4.2. Análise das Vantagens e Desvantagens
A grande vantagem do aproveitamento energético do biogás em aterros sanitários é a eliminação da emissão de metano oriundo da decomposição da matéria orgânica, que tem alto poder de aquecimento global. As desvantagens desta tecnologia são: uso de grandes áreas para construção do aterro sanitário; o processo de conversão do lixo em energia é pouco eficiente; há risco de explosão e vazamento de chorume.
As vantagens do método de incineração direta do lixo são: redução do volume requerido para disposição do lixo; eficiência na transformação do lixo em energia; evita a construção de aterros sanitários e possíveis emissões de metano e formação de chorume; a geração de energia elétrica é feita sem ruídos e sem odores. Como desvantagens, podemos citar: inviabilidade do processo com resíduos de menor poder calorífico e aqueles clorados; alto custo e dificuldade de aceitação da população.
5. CONCLUSÕES
De acordo com os resultados obtidos podemos concluir que, apesar do custo mais elevado, o processo de incineração do lixo com aproveitamento energético apresenta mais vantagens em relação à alternativa de captação do biogás, como maior eficiência na conversão de energia e menores impactos ambientais, principalmente por eliminar a necessidade de construção de aterros sanitários.
No entanto, como Belo Horizonte já possui um aterro sanitário, o aproveitamento energético do biogás deve ser visto como uma forma de amenizar seus efeitos negativos, evitando a emissão de metano na atmosfera e proporcionando melhorias ambientais e sociais.
E já que o aterro não recebe mais os resíduos da cidade desde o ano passado, a alternativa de incineração se mostra como uma solução eficiente para o tratamento dos resíduos urbanos que estão sendo gerados atualmente, evitando a construção de um novo aterro na cidade e proporcionando ganhos econômicos com a venda de energia elétrica.

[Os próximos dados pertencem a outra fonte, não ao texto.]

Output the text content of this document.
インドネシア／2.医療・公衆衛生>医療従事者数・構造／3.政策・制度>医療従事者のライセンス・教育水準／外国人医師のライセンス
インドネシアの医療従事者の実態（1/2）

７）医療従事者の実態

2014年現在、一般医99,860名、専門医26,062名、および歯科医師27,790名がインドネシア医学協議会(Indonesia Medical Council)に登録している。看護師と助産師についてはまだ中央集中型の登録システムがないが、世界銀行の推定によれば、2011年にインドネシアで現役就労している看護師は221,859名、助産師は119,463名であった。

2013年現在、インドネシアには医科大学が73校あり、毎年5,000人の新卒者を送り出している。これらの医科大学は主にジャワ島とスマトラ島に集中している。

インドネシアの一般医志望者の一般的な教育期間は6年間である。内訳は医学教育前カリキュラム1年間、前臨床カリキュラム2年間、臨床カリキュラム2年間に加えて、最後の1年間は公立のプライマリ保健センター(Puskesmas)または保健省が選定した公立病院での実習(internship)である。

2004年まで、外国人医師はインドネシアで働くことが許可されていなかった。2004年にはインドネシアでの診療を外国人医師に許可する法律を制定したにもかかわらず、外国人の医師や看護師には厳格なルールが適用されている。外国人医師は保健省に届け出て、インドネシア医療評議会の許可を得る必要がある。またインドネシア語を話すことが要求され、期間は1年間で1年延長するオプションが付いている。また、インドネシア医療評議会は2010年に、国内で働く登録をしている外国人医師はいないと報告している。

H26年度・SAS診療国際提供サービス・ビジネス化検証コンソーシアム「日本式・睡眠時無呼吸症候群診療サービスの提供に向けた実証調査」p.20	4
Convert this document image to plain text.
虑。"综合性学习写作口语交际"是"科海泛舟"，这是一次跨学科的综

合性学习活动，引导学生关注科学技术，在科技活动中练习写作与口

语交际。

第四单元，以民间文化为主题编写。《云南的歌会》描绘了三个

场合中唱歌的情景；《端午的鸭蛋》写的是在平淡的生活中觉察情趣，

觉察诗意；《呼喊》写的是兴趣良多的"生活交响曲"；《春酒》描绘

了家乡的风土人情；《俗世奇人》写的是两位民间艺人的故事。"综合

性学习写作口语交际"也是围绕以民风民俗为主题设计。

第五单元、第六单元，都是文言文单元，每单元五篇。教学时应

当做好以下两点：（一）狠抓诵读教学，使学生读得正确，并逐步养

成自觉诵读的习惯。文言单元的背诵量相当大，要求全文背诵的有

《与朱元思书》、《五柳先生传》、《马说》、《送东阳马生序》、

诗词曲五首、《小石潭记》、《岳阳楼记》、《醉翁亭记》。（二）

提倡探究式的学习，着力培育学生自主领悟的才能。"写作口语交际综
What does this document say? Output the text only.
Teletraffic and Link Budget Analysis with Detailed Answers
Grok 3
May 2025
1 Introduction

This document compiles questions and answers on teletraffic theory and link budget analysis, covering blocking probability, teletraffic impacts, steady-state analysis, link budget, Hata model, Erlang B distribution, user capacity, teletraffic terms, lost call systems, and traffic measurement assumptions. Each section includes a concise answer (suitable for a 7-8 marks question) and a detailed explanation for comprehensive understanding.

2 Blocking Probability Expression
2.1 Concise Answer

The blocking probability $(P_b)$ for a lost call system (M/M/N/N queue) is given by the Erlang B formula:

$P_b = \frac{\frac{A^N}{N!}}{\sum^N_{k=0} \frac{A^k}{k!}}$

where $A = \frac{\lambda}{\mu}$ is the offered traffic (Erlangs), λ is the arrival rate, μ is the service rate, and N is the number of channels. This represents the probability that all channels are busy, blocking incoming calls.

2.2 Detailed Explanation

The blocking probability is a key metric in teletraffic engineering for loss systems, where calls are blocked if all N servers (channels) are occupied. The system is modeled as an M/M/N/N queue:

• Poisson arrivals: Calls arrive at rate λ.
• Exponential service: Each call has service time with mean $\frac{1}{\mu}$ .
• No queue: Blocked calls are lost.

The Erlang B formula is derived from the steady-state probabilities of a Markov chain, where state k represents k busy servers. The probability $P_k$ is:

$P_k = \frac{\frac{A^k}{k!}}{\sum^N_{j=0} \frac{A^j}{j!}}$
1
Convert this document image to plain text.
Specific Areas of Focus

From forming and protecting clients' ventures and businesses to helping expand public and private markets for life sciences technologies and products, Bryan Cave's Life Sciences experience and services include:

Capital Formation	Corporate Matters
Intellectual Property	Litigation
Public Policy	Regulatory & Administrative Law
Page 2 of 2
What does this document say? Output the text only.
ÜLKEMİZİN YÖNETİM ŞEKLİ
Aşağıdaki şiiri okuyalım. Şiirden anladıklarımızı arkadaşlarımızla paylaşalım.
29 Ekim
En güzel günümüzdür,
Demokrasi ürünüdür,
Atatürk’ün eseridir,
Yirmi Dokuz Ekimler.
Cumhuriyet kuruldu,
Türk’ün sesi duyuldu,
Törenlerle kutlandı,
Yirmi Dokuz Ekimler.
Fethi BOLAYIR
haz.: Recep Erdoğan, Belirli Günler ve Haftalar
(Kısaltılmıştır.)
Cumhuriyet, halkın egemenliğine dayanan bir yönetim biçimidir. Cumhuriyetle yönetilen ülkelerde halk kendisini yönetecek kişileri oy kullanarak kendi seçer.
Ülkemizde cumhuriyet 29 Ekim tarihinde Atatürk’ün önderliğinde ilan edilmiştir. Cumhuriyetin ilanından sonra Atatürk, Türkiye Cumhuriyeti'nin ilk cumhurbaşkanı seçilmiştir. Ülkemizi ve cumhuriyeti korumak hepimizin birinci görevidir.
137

Portanto, a prefeitura de Belo Horizonte poderia conjugar as duas tecnologias de aproveitamento energético do lixo, proporcionando uma destinação adequada e eficiente aos resíduos urbanos, e ainda garantindo mais flexibilidade na matriz energética municipal.
6. BIBLIOGRAFIA
TOLMASQUIM, M. T. Fontes Renováveis de Energia no Brasil. Rio de Janeiro, Interciência, 2003.
MUYLAERT, M. S.; AMBRAM, R; CAMPO, C. P.; MONTEZ, E. M.; OLIVEIRA, L. B.; PEREIRA, A. S.; REIS, M. M. Consumo de Energia e Aquecimento do Planeta – Análise do Mecanismo de desenvolvimento Limpo – MDL – do Protocolo de Quioto – Estudos de Casos. Rio de Janeiro, Editora da COPPE, 2000.
SOUSA, H. A.; ROESER, H. M. P.; MATOS, A. T. Métodos e Técnicas Aplicados na Avaliação Ambiental do Aterro da BR-040 da Prefeitura Municipal de Belo Horizonte – MG. Revista Escola Minas, vol.55, nº 4, Ouro Preto Oct./Dic. 2002.
HENRIQUES, R. M. Aproveitamento Energético de Resíduos Sólidos Urbanos: Uma Abordagem Tecnológica. Rio de Janeiro, COPPE/UFRJ, 2004.
REVISTA BRASILEIRA DE ENERGIA, Vol. 14, Nº 2, 2º semestre 2008.
JORNAL ESTADO DE MINAS. Uma solução movida a problema. Belo Horizonte, 17 de maio de 2010.
Usina Verde. Disponível em www.usinaverde.com.br. Acessado em 23/05/10.